A New Mexico electricity co-op declares its independence
A co-op leaves its power provider, whose reliance on coal kept prices too high.
Bob Bresnahan is a contributor to Writers on the Range, the opinion service of High Country News. He was one of the founders of Renewable Taos, Inc., a non-profit dedicated to the transition to 100 percent emission-free energy. He is also on the Board of Kit Carson Electric Cooperative.
In a dramatic move last year, the Taos-based Kit Carson Electric Cooperative ended its long-term wholesale electricity contract with Tri-State Generation and Transmission Association.
Now, Kit Carson and its new electricity supplier, Guzman Renewable Energy Partners, have announced a plan to build 30 megawatts of solar arrays with the groundbreaking ceremony scheduled for this May. When the project is completed in 2022, locally generated solar energy will supply around 30 percent of Kit Carson’s total electricity demand, and provide 100 percent of its needs during daylight hours on sunny days. Solar production will exceed electricity demand during peak hours, so land is also being set aside for battery storage in 2020 or 2021.
Local generation of electricity should be the norm for rural electric co-ops, according to Luis Reyes, CEO of Kit Carson. It saves money, cuts transmission costs, provides local employment for construction and maintenance, earns tax revenues for local government and most importantly, helps stabilize electricity costs. Residents and businesses in the Kit Carson service area can plan on low-cost clean energy far into the future.

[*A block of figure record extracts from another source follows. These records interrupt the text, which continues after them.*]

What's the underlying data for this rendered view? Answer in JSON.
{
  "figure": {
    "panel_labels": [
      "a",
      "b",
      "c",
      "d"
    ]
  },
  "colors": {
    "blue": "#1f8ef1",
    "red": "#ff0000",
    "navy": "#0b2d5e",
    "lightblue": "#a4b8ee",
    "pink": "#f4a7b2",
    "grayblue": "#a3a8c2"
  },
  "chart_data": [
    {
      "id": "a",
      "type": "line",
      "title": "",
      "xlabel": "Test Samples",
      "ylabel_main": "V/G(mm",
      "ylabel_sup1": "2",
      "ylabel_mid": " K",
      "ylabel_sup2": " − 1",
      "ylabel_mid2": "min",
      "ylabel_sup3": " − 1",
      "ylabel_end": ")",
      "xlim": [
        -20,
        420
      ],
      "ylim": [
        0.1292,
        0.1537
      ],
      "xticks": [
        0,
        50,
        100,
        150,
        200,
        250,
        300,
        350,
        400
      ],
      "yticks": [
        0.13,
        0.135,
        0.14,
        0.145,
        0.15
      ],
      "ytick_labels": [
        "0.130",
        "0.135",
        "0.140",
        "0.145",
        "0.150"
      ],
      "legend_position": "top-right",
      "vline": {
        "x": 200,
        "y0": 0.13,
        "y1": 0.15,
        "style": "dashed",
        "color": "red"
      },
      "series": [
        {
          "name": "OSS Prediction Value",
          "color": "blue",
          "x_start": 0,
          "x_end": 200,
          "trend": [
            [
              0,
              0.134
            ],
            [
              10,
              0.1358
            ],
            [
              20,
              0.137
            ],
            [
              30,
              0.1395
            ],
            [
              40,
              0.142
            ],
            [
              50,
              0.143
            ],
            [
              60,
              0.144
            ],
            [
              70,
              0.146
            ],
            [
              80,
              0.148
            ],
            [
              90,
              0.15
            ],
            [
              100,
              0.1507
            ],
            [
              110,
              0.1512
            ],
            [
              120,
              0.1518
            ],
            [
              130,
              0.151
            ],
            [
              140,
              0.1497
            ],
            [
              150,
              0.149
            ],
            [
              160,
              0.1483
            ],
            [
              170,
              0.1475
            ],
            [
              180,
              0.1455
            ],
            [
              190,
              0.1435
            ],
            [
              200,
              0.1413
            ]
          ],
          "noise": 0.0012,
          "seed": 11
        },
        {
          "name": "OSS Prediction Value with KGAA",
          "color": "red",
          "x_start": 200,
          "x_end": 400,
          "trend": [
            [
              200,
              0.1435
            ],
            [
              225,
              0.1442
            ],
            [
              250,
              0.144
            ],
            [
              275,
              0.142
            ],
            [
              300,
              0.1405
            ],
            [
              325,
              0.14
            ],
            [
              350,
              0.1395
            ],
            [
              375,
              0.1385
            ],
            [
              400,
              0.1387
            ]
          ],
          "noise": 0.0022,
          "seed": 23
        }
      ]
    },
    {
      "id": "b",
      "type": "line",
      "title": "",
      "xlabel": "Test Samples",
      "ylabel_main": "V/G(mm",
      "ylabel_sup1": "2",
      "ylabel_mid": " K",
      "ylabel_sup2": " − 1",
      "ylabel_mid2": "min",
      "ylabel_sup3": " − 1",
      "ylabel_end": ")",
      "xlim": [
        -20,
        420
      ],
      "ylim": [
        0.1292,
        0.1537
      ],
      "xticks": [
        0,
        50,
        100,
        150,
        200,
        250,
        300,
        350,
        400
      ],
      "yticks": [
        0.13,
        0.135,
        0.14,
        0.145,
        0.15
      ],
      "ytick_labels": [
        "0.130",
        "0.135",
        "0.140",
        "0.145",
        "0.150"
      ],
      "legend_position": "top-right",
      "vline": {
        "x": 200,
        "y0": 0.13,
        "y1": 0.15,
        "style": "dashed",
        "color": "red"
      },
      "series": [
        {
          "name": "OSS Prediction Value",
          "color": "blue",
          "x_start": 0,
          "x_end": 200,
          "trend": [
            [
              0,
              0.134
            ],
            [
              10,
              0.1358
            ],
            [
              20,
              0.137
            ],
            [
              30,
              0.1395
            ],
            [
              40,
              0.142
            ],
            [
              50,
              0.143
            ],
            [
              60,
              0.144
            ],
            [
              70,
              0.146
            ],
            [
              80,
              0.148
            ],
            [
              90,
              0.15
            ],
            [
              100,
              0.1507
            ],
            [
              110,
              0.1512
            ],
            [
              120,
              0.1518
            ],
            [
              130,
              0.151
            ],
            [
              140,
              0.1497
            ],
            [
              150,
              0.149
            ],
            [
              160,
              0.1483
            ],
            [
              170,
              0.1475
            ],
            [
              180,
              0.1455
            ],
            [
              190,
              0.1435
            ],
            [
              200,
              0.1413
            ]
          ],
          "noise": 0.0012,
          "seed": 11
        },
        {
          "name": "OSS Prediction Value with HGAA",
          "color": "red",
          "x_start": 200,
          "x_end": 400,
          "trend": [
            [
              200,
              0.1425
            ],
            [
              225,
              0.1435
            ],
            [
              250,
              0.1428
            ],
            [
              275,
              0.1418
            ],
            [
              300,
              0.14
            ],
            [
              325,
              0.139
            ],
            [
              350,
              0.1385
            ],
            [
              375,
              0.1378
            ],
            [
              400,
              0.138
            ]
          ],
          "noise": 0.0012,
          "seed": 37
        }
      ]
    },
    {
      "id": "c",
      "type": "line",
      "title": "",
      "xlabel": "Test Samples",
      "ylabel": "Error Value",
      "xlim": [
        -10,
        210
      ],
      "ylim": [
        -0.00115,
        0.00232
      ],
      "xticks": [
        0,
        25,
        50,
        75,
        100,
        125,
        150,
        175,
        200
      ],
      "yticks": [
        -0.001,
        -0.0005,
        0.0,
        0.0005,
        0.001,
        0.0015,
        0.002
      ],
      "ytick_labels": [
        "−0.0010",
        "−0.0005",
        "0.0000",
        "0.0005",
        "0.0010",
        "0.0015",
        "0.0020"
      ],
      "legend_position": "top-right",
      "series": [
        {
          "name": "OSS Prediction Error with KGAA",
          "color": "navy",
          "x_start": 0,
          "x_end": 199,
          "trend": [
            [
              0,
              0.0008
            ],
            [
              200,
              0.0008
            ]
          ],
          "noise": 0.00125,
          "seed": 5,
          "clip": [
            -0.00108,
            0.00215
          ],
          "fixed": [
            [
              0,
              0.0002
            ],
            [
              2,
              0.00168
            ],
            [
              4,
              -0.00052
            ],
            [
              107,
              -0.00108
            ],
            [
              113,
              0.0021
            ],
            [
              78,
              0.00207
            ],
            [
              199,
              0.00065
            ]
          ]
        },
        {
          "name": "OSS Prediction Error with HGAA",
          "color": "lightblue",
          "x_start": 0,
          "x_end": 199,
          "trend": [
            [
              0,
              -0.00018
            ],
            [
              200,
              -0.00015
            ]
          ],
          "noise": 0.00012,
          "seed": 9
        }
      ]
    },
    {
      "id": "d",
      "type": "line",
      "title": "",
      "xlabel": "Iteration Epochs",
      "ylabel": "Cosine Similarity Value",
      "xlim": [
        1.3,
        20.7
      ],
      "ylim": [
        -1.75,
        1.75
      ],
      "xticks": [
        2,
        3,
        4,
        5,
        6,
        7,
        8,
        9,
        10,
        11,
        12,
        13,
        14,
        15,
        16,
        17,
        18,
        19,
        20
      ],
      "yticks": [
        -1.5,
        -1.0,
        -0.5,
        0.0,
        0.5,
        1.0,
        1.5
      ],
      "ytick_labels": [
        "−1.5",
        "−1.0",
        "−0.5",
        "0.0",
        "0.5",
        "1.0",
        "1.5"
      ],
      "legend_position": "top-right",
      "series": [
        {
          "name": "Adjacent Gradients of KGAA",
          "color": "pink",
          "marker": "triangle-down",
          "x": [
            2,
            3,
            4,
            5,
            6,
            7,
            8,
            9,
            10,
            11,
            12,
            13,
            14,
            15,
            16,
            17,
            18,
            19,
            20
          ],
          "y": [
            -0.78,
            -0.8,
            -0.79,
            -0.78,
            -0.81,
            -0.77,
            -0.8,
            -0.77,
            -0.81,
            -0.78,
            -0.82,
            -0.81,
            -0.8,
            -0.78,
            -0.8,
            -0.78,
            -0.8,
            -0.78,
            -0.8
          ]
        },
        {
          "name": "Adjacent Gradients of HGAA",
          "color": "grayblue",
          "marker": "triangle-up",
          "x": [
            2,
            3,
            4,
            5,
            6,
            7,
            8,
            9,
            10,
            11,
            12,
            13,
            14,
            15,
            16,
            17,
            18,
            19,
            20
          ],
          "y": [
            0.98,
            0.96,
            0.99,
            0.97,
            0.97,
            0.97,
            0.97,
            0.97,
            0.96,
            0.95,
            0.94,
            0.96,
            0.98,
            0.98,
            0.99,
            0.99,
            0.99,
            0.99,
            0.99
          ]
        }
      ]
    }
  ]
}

“Our abundant renewable resources make local generation a great opportunity for the mountain states and the desert Southwest,” Reyes says. “We can generate a lot of our own energy and even export to urban areas.” William Brown of the Sage Consulting Group estimates that more than $100 million in energy costs leaves the Kit Carson service area each year, so the opportunity is sizable.
The Kit Carson Solar Project is only possible because Kit Carson and Tri-State agreed to sever their long-term contract. The break was amicable, but it was a long time in the making and had a hefty price tag for the local co-op.
In 2000, Tri-State signed 40-year contracts to provide wholesale electricity to 14 New Mexico cooperatives based on the promise of stable wholesale rates. But that promise was not kept as Tri-State raised wholesale prices nine times over the next 13 years. Kit Carson protested each rate increase, and eventually triggered rate hearings in Santa Fe, which delayed the latest increase for over two years.
In order to exit from its contract, Kit Carson agreed to a fee of $37 million to cover Tri-State’s lost revenues and the transfer of some equipment. Amazingly, the price of freedom from the contract turns out to be very affordable, and that’s an important part of this story. Guzman Renewable Energy Partners bid for and won Kit Carson’s business with a 10-year wholesale electricity agreement that included Guzman paying the exit fee from Tri-State.
Guzman’s wholesale price for electricity was way below Tri-State’s because of the plummeting costs for wind and solar energy and the historically low costs for natural gas. So Guzman will keep Kit Carson’s wholesale energy price equal to Tri-State’s for five to six years in order to recover the $37 million exit fee. Then Guzman will lower the price for electricity by around 45 percent, a truly unusual event in today’s utility market.
Kit Carson and its members will save more than $50 million dollars in wholesale electricity costs over the life of their contract with Guzman. And prices for solar, wind and battery storage just keep going down. But saddled with obsolete coal plants and other obligations, Tri-State is only able to meet its rising costs with price increases, the latest of which — in Colorado — was over 4 percent.
The icing on the cake in this deal is that Guzman Renewable Energy Partners, as its name suggests, is a strong supporter of clean energy and distributed generation. Within a couple of years, you will be able to plug any appliance into an outlet in Taos on a sunny day, and the sun will be supplying the electricity.
Guzman does not own transmission or generation facilities. It exemplifies a growing number of businesses that provide services to distribution utilities. Guzman buys blocks of electricity from generators and provides it at stable wholesale prices. In Kit Carson’s case, the energy is delivered to the Four Corners transmission hub, and from there it is transmitted 150 miles to north-central New Mexico.
A good question is, “Why couldn’t Guzman provide the same service to other cooperatives?” The answer, of course, is that it can. That may create problems for Tri-State, but it would deliver low-cost energy to rural areas and provide a foundation upon which they can develop locally generated energy. That seems to be the way of the future. It just depends on the paths that the rural cooperatives choose to arrive there.